Przez cały okres przygotowawczy Bogdanka Łęczna korzystała wyłącznie z własnych obiektów. W tym czasie odniosła komplet zwycięstw w meczach sparingowych. W sobotę jej wyższość musiała uznać II-ligowa Wisła Puławy. W tym starciu szkoleniowiec sprawdził aż 27 piłkarzy! - Cieszę się, że wszyscy mogli zagrać, bo niektórzy pokazali sporo potencjału, którego wcześniej nie widziałem - wyjaśnia Piotr Rzepka.
W sparingach zawodnicy grali zazwyczaj po 45 minut. Mimo to trener nie obawia się o ich wytrzymałość. Jest przekonany, że bez najmniejszych kłopotów będą walczyć na boisku przez pełne 90 minut. - Ten okres letni jest krótki, więc myślę, że w czasie przerwy się nie zaniedbali. Liczę, iż to są doświadczeni profesjonaliści, którzy wiedzą, że inaczej się gra 45 minut. Zawodnik doświadczony wie, że są piłki do których nie trzeba iść, a są piłki, do których należy iść. Są sytuacje w meczu, w których jeśli się odpuści, to robi się krzywdę drużynie i sobie. Przez 20 kolejek będziemy zmęczeni nie raz i nie dwa. Jedną z moich dewiz będzie to, że po ostatnim gwizdku sędziego chłopaki ledwo będą schodzić z boiska, bo tyle dadzą z siebie na meczach - przekonuje szkoleniowiec Bogdanki.

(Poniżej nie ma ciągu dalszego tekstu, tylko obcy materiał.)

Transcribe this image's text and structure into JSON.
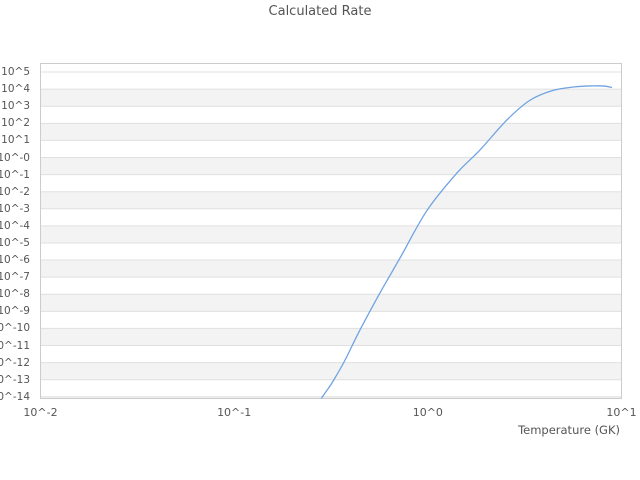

Z łęczyńską drużyną trenują dwaj piłkarze, którzy w ubiegłym sezonie występowali w ekstraklasie - Prejuce Nakoulma i Sebastian Szałachowski. Obaj z dobrej strony zaprezentowali się w meczach sparingowych, lecz nie wykluczają transferu do wyżej notowanego klubu. - Specyfika sytuacji polega na tym, że oni bez grania mogą mieć problemy ze znalezieniem klubu. Większość menedżerów czy skautów patrzy bardziej na to, jak zawodnicy wyglądają w meczu niż na płytkach robionych specjalnie, żeby zwrócić na siebie uwagę. Na razie zgłaszają gotowość. Sytuacja u nas jest tak dynamiczna, że wszystko jest możliwe - przyznaje mający nadzieję na ich pozostanie Rzepka.